Shrimp and Broccoli Fettuccine


Shrimp and Broccoli Fettuccine is a no-brainer win.
  • kosher salt
  • 1 lb. fettuccine
  • Extra-virgin olive oil, for drizzling
  • 1 head broccoli, cut into florets
  • 2 tbsp. butter
  • 2 cloves garlic, minced
  • ¼ c. chicken broth
  • Freshly ground black pepper
  • 1 lb. shrimp, peeled and deveined
  • 2 c. tomato sauce
  • ½ c. heavy cream
  • ¼ c. chopped fresh parsley
  1. Bring an 8-quart stock pot of water to a boil and generously season with salt. Cook pasta according to package directions until al dente. (Stir frequently as fettuccine tends to stick.) If necessary, stir in a drizzle of olive oil. In the last minute of cooking, add broccoli.

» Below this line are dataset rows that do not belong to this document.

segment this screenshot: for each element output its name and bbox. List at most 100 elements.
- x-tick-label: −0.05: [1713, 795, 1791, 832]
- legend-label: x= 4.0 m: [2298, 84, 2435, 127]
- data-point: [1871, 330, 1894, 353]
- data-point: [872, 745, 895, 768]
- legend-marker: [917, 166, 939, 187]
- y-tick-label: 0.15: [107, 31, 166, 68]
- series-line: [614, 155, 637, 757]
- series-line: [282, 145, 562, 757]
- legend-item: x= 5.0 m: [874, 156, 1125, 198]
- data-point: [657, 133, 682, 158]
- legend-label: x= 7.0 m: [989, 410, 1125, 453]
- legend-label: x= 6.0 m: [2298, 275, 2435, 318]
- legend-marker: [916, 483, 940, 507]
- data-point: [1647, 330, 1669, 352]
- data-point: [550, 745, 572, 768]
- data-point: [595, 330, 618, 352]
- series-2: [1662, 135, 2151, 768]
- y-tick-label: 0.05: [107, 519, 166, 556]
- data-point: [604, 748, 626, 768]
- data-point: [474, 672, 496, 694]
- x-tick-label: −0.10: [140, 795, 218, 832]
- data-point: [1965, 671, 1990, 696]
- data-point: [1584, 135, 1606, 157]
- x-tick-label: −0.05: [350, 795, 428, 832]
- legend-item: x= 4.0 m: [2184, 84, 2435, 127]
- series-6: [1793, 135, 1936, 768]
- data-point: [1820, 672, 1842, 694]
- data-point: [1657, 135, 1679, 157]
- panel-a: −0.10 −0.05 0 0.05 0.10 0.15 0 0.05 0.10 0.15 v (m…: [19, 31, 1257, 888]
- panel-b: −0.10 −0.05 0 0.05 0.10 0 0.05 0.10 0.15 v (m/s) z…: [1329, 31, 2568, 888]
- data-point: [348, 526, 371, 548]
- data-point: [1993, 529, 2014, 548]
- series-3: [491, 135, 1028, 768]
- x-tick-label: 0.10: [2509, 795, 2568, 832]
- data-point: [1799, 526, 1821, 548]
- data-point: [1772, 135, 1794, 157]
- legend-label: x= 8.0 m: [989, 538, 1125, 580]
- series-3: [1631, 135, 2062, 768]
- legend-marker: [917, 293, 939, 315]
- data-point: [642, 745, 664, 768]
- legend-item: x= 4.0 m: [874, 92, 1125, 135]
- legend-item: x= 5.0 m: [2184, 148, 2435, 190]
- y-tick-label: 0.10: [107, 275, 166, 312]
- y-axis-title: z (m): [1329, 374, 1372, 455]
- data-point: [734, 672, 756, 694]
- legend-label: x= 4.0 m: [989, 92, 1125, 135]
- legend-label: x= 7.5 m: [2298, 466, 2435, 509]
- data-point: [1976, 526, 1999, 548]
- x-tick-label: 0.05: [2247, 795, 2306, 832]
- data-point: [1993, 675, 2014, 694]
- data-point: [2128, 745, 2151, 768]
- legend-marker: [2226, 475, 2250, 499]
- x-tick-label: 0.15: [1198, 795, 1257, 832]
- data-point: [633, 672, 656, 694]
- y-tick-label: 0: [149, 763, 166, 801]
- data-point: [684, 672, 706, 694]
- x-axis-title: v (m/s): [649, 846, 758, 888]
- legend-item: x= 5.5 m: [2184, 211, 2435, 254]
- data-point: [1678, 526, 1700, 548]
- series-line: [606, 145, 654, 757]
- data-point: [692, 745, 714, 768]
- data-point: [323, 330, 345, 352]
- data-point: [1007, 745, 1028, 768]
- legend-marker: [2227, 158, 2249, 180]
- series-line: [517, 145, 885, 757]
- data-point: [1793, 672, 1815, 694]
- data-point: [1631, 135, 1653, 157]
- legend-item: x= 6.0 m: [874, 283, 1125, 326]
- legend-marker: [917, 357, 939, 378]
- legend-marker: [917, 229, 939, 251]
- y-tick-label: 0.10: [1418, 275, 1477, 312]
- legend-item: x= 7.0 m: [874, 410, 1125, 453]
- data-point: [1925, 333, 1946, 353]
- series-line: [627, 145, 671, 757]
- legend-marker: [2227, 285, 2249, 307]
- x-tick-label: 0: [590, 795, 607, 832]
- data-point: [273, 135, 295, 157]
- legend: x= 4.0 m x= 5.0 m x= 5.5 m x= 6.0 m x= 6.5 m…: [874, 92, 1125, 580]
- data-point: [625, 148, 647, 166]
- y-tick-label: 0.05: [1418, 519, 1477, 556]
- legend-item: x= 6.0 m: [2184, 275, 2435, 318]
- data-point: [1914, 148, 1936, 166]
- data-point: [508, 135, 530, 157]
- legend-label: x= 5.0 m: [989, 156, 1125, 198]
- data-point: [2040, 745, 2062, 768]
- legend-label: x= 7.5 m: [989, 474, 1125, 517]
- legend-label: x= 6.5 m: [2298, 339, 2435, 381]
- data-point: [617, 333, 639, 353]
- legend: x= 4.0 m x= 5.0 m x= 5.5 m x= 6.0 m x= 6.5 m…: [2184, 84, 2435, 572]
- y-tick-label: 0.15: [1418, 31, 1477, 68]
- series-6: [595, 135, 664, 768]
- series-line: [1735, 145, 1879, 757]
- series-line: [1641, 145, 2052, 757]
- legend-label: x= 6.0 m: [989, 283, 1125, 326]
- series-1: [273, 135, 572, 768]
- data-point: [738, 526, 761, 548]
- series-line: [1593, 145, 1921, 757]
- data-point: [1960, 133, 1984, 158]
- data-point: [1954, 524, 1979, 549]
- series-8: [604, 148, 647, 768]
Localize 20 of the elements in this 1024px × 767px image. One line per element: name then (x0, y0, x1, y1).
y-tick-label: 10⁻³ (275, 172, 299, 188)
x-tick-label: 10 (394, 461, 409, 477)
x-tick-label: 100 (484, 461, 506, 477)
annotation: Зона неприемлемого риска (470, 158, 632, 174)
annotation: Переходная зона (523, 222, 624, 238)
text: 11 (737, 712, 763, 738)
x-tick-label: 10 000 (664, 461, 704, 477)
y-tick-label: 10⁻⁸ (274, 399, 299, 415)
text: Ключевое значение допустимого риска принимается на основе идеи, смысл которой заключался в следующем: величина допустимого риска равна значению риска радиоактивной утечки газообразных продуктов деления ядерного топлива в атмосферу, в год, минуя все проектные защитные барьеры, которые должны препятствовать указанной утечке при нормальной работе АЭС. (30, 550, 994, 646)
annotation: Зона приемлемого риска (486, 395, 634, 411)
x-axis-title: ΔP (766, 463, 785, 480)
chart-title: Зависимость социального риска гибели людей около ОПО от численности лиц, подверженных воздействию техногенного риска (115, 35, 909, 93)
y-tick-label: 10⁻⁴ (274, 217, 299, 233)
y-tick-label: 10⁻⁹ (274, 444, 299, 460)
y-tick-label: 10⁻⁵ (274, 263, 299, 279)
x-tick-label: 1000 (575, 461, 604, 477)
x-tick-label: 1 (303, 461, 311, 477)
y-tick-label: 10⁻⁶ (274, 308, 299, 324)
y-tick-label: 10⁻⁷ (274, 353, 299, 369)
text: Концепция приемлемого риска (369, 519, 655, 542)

  2. Meanwhile, in a large skillet over medium heat melt butter and sauté with garlic for 2 minutes. Add chicken broth, 1 teaspoon salt, and ½ teaspoon pepper and bring to a simmer; toss in shrimp and sauté until pink, about 3 minutes. Transfer shrimp to a bowl and set aside.
  3. Stir in tomato sauce and heavy cream; simmer on low for 5 minutes. Toss in pasta until well combined; add back shrimp and broccoli. Stir until warmed through. Garnish with parsley and serve immediately.